Opinion
October 21, 1996.
Appeal by the defendant from a judgment of the County Court, Westchester County (Murphy, J.), rendered November 18, 1994, convicting him of criminal possession of a controlled substance in the third degree, unlawful possession of marihuana, and violation of Vehicle and Traffic Law § 1229-c (3), upon a jury verdict, and imposing sentence.
Before: Miller, J.P., Ritter, Krausman and Florio, JJ.

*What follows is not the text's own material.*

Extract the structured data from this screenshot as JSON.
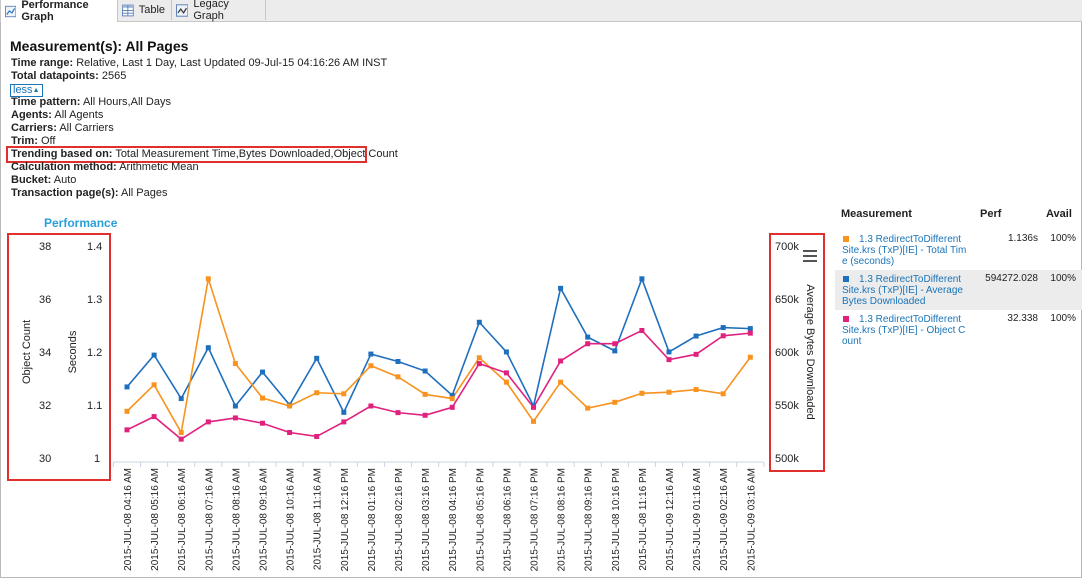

Ordered that the judgment is affirmed.
The defendant contends that the trial court's instructions to the jury relating to the presumption of possession of a controlled substance, set forth in Penal Law § 220.25 (1), were improper. The defendant argues that the court improperly declined to instruct the jury, in accordance with his written and oral requests, that the presumption of possession is only "an inference of fact". We disagree. We find that the court properly instructed the jury that it could "presume or infer" possession. The court's charge was sufficient to inform the jurors that the law permits, but does not require, them to presume or infer knowing possession in some circumstances, that the presence of a controlled substance in an automobile is presumptive evidence of knowing possession, that they may presume or infer that the defendant knowingly possessed the controlled substance or reject that presumption or inference, and that the fact that they may infer such knowing possession does not shift to the defendant any burden of proof whatsoever (3 CJI[NY] PL 220.25, at 1738; see also, People v Gardner, 163 AD2d 892).
The defendant's sentence was neither harsh nor excessive ( see, People v Suitte, 90 AD2d 80).
The defendant's remaining contentions are without merit.